Many dysregulated eaters find it difficult to keep a Stable Sense of Self at all times, that is, to hold a core, positive regard for themselves that is undeniable and unwavering—no matter what. With an unstable sense of self, you feel fantastic about yourself when you’ve done well or when people like and praise you, and equally awful about yourself when you’re rejected or criticized or don’t live up to perfection.

Here are some examples of an unstable sense of self. Failing to make the tennis team, you’re full of shame and your self-esteem plummets. Being asked out on a second date by someone you like makes you feel lovable and valuable. When you don’t clean the house after promising yourself you would, you feel like a terrible, lazy person. Only by winning a short story contest do you allow yourself to believe you are a decent writer.

With a stable sense of self, you always hold yourself in high regard. It doesn’t change due to praise or criticism, success or failure. When you’re unconditionally loved as a child—whether you do right or wrong—you develop a constant view that you are okay no matter what you do. Your worth and value do not fluctuate whether you’re the best or the worst. One reason that therapy is so powerful is that the therapist provides the client with this kind of unconditional acceptance and caring.

Here’s a personal example of what having a stable sense of self means. A few times a year, I go online to Amazon or Barnes and Noble to check out reader reviews of my books. No matter what the book, reviews run the gamut from “best book I ever read” to “such a waste of time, I wish I could get my money back.” My self-esteem remains the same whether my books get high praise or condemnation. With an unstable sense of self, I’d love myself only after reading complimentary reviews and feel unlovable after reading critical ones.

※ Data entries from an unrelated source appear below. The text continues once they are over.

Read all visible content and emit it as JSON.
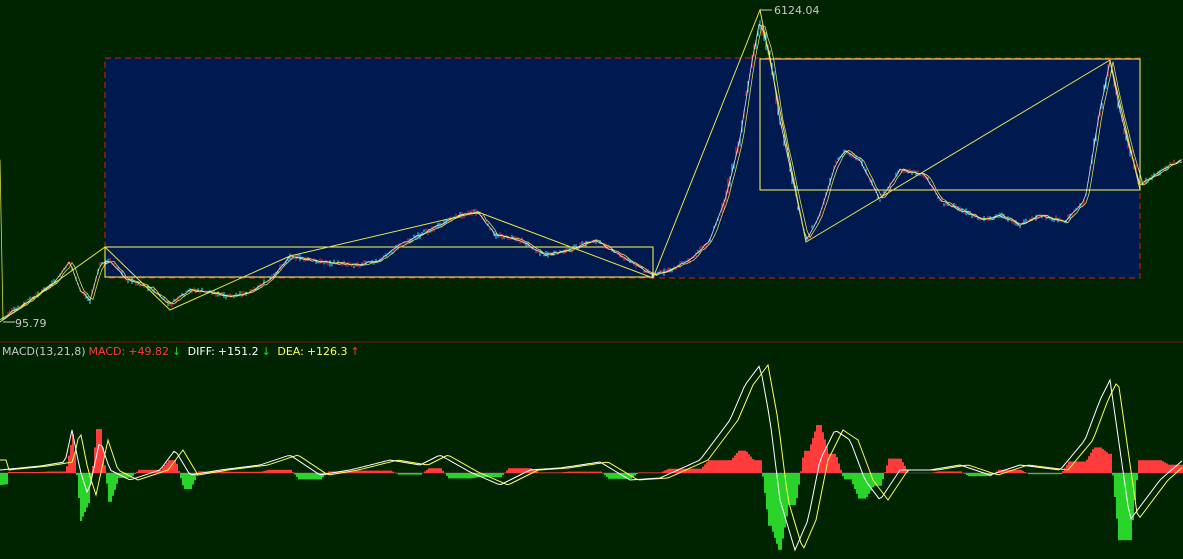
{
  "colors": {
    "background": "#002300",
    "box_fill": "#00194f",
    "box_dash": "#d22222",
    "yellow": "#ffff55",
    "zigzag": "#e6e64c",
    "up": "#ff3232",
    "down": "#40e0ff",
    "macd_pos": "#ff3b3b",
    "macd_neg": "#2ad32a",
    "diff": "#ffffff",
    "dea": "#ffff55",
    "divider": "#7a1010",
    "label": "#c8c8c8"
  },
  "price": {
    "high_label": "6124.04",
    "low_label": "95.79"
  },
  "macd": {
    "name": "MACD(13,21,8)",
    "macd_label": "MACD:",
    "macd_value": "+49.82",
    "macd_arrow": "↓",
    "diff_label": "DIFF:",
    "diff_value": "+151.2",
    "diff_arrow": "↓",
    "dea_label": "DEA:",
    "dea_value": "+126.3",
    "dea_arrow": "↑"
  },
  "chart_data": [
    {
      "type": "line",
      "series": [
        {
          "values": [
            95.79,
            1500,
            900,
            1300,
            6124.04,
            2000,
            3800,
            1900,
            4900,
            3000
          ]
        }
      ],
      "annotations": [
        "6124.04",
        "95.79"
      ]
    },
    {
      "type": "bar",
      "title": "MACD(13,21,8)",
      "series": [
        {
          "name": "MACD",
          "values": [
            49.82
          ]
        },
        {
          "name": "DIFF",
          "values": [
            151.2
          ]
        },
        {
          "name": "DEA",
          "values": [
            126.3
          ]
        }
      ]
    }
  ]
}
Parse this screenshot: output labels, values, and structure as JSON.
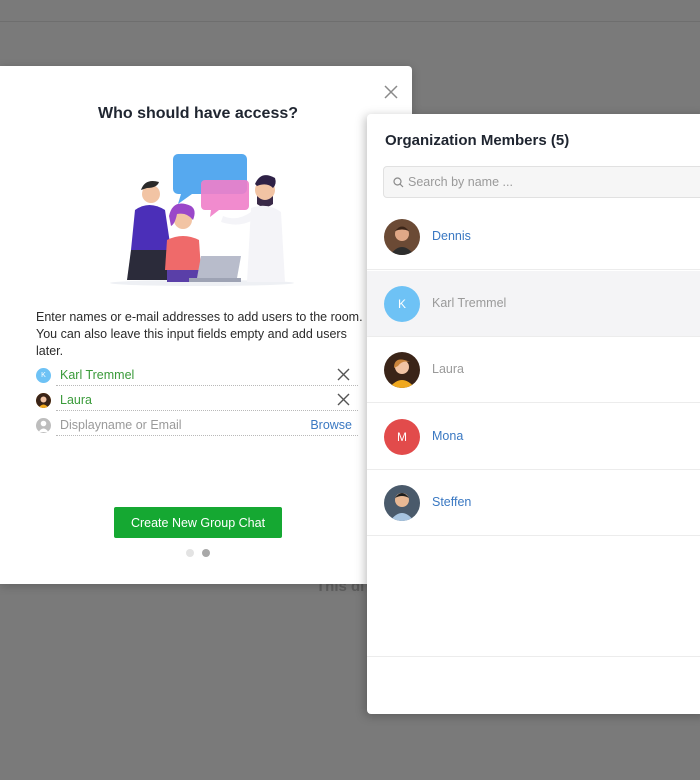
{
  "background": {
    "partial_text": "This di"
  },
  "dialog": {
    "title": "Who should have access?",
    "help_line1": "Enter names or e-mail addresses to add users to the room.",
    "help_line2": "You can also leave this input fields empty and add users later.",
    "recipients": [
      {
        "name": "Karl Tremmel",
        "initial": "K",
        "color": "#6ec2f5"
      },
      {
        "name": "Laura",
        "initial": "",
        "color": "#c98a3c"
      }
    ],
    "input_placeholder": "Displayname or Email",
    "browse_label": "Browse",
    "create_button": "Create New Group Chat",
    "accent_color": "#15a832"
  },
  "panel": {
    "title": "Organization Members (5)",
    "search_placeholder": "Search by name ...",
    "members": [
      {
        "name": "Dennis",
        "initial": "",
        "state": "active",
        "color": "#7a5038"
      },
      {
        "name": "Karl Tremmel",
        "initial": "K",
        "state": "selected",
        "color": "#6ec2f5"
      },
      {
        "name": "Laura",
        "initial": "",
        "state": "muted",
        "color": "#c98a3c"
      },
      {
        "name": "Mona",
        "initial": "M",
        "state": "active",
        "color": "#e24b4b"
      },
      {
        "name": "Steffen",
        "initial": "",
        "state": "active",
        "color": "#3b4a5c"
      }
    ]
  }
}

Notice when your sense of self-worth is predicated on comments or actions of others or when you need reassurance that you’re okay or a fine person. To become emotionally healthy, you must stop looking to others for a sense of wellbeing and value. Instead, with intent and practice, you can develop the ability to always hold yourself in high regard. This means loving yourself through every miserable mistake and failure and never forgetting your frailties when you’re praised to the sky or put on a pedestal nor your shining virtues when you’re criticized. Your worth and lovability are a constant, a steady flame that continues to burn brightly within you every minute of every day.